Hi there,
I am having some issues using a nested kNN search. The problem is that occasionally, documents will be returned without any inner hits. How is this possible?
Search result:
{'_shards': {'failed': 0, 'skipped': 0, 'successful': 1, 'total': 1},
'hits': {'hits': [{'_id': 'bRkrI4IBuKQL3UqO8DkV',
'_index': 'synthetic_data_index',
'_score': 2.0406117,
'_source': {'nested_object': {'cool_vector_field': [0.2234513587608724, 0.8878394741163076, 0.3087446303001422, 0.5401258921662346, -0.9228053400350715],
'some_text_field': 'This is nested text for doc number 383'},
'non_nested_text': 'This doc is number 383'},
'inner_hits': {'nested_object': {'hits': {'hits': [{'_id': 'bRkrI4IBuKQL3UqO8DkV',
'_index': 'synthetic_data_index',
'_nested': {'field': 'nested_object', 'offset': 0},
'_score': 2.0406117,
'_source': {'cool_vector_field': [0.2234513587608724,
0.8878394741163076,
0.3087446303001422,
0.5401258921662346,
-0.9228053400350715],
'some_text_field': 'This is nested text for doc number 383'}}],
'max_score': 2.0406117,
'total': {'relation': 'eq', 'value': 1}}}}},
{'_id': 'bhkrI4IBuKQL3UqO8DkV',
'_index': 'synthetic_data_index',
'_score': 2.0406117,
'_source': {'nested_object': {'cool_vector_field': [-0.3667193179233421, 0.04664013242577236, -0.4679759075333949, 0.9335512141017783, 0.9847209912260526],
'some_text_field': 'This is nested text for doc number 384'},
'non_nested_text': 'This doc is number 384'},
'inner_hits': {'nested_object': {'hits': {'hits': [], 'max_score': None, 'total': {'relation': 'eq', 'value': 0}}}}},
{'_id': 'bxkrI4IBuKQL3UqO8DkV',
'_index': 'synthetic_data_index',
'_score': 2.0406117,
'_source': {'nested_object': {'cool_vector_field': [-0.9203098606975535, -0.8629298912981729, -0.4274567965220182, 0.5190442025173878, -0.32420767814040885],
'some_text_field': 'This is nested text for doc number 385'},
'non_nested_text': 'This doc is number 385'},
'inner_hits': {'nested_object': {'hits': {'hits': [], 'max_score': None, 'total': {'relation': 'eq', 'value': 0}}}}}],
'max_score': 2.0406117,
'total': {'relation': 'gte', 'value': 10000}},
'status': 200,
'timed_out': False,
'took': 3}
Notice the two last hits have empty inner hits.
This is the query:
{'query': {'nested': {'inner_hits': {},
'path': 'nested_object',
'query': {'knn': {'nested_object.cool_vector_field': {'k': 3,
'vector': [-0.53387915, -0.14078664, -0.41952186, 0.11891716, -0.30830444]}}},
'score_mode': 'max'}},
'size': 3}
Index mappings:
{'mappings': {'properties': {'nested_object': {'properties': {'cool_vector_field': {'dimension': 5,
'method': {'engine': 'nmslib',
'name': 'hnsw',
'parameters': {'ef_construction': 128,
'm': 24},
'space_type': 'innerproduct'},
'type': 'knn_vector'},
'some_text_field': {'type': 'text'}},
'type': 'nested'}}},
'settings': {'index': {'knn': True,
'knn.algo_param.ef_search': 100,
'refresh_interval': '30s'},
'number_of_shards': 1}}
Note that this doesn’t happen for every search.
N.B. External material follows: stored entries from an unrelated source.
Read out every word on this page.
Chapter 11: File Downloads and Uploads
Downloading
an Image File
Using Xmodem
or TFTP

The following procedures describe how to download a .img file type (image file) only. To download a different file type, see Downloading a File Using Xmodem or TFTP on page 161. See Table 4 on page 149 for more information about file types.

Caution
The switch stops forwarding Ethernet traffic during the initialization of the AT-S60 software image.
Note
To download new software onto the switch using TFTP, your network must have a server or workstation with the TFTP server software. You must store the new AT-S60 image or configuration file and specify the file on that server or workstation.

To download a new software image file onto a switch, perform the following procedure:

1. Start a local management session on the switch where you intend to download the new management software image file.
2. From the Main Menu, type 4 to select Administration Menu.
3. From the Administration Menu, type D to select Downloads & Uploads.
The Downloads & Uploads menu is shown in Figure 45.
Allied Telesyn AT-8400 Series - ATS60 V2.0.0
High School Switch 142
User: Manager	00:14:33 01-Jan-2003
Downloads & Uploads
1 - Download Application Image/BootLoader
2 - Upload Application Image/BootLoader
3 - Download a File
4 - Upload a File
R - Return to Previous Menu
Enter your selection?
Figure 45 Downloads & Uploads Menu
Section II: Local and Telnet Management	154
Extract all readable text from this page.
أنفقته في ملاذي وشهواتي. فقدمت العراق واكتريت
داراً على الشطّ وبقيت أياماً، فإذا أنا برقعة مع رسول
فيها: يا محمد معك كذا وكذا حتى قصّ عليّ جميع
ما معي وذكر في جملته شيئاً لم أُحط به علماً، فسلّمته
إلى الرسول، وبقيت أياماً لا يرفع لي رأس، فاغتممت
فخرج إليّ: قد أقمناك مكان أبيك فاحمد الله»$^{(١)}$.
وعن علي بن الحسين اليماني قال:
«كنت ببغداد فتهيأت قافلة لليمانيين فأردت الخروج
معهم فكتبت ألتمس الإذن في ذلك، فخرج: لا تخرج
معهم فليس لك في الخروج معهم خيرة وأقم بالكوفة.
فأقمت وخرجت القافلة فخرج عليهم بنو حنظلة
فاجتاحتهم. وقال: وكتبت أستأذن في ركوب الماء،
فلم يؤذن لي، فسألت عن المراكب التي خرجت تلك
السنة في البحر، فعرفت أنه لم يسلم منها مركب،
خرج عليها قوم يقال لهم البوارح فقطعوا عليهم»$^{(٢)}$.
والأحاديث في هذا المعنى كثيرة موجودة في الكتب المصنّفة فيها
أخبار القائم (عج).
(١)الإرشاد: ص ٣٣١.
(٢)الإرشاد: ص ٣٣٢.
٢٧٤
This is more prevalent with datasets larger than 10000 docs. It seems like this issue is more prevalent:
- The more docs there are
- The more shards that are used
- When size > k
- When size and k are large
Perhaps this is a bug with the kNN plugin? Any help would be greatly appreciated!